# Difference between revisions of "2013 AMC 12B Problems/Problem 3"

The following problem is from both the 2013 AMC 12B #3 and 2013 AMC 10B #4, so both problems redirect to this page.

## Problem

When counting from $3$ to $201$, $53$ is the $51^{st}$ number counted. When counting backwards from $201$ to $3$, $53$ is the $n^{th}$ number counted. What is $n$?

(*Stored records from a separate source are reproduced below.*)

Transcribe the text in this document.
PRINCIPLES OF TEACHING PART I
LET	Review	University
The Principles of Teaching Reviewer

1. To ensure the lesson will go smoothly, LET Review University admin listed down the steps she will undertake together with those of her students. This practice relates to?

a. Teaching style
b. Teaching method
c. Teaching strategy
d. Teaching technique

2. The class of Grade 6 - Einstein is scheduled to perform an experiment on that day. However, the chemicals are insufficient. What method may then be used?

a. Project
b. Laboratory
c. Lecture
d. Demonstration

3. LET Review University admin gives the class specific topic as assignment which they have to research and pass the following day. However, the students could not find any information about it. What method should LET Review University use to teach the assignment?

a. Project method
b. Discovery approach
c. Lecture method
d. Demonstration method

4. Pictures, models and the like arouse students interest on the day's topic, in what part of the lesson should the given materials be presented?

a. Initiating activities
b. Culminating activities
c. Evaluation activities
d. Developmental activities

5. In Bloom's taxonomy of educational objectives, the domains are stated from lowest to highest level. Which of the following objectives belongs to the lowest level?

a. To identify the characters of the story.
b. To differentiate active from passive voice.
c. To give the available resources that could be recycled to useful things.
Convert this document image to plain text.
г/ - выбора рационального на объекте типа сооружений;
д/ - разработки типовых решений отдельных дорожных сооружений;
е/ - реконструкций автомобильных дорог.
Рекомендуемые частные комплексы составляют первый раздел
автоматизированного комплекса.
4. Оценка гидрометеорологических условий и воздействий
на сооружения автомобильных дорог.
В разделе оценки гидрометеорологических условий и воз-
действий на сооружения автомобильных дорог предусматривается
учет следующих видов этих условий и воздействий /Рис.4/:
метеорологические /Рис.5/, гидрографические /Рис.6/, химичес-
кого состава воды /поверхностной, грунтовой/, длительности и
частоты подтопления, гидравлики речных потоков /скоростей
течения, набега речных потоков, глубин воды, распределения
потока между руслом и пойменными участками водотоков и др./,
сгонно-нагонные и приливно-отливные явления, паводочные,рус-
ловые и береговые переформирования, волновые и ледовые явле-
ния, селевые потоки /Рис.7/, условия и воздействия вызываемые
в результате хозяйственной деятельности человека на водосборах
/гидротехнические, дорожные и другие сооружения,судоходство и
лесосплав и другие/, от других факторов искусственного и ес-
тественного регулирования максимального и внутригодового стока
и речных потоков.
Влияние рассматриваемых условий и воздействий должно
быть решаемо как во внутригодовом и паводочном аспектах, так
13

$\textbf{(A)}\ 146 \qquad \textbf{(B)}\ 147 \qquad \textbf{(C)}\ 148 \qquad \textbf{(D)}\ 149 \qquad \textbf{(E)}\ 150$

## Solution

Note that $n$ is equal to the number of integers between $53$ and $201$, inclusive. Thus, $n=201-53+1=\boxed{\textbf{(D)}\ 149}$

## See also

 2013 AMC 10B (Problems • Answer Key • Resources) Preceded byProblem 3 Followed byProblem 5 1 • 2 • 3 • 4 • 5 • 6 • 7 • 8 • 9 • 10 • 11 • 12 • 13 • 14 • 15 • 16 • 17 • 18 • 19 • 20 • 21 • 22 • 23 • 24 • 25 All AMC 10 Problems and Solutions
 2013 AMC 12B (Problems • Answer Key • Resources) Preceded byProblem 2 Followed byProblem 4 1 • 2 • 3 • 4 • 5 • 6 • 7 • 8 • 9 • 10 • 11 • 12 • 13 • 14 • 15 • 16 • 17 • 18 • 19 • 20 • 21 • 22 • 23 • 24 • 25 All AMC 12 Problems and Solutions

The problems on this page are copyrighted by the Mathematical Association of America's American Mathematics Competitions.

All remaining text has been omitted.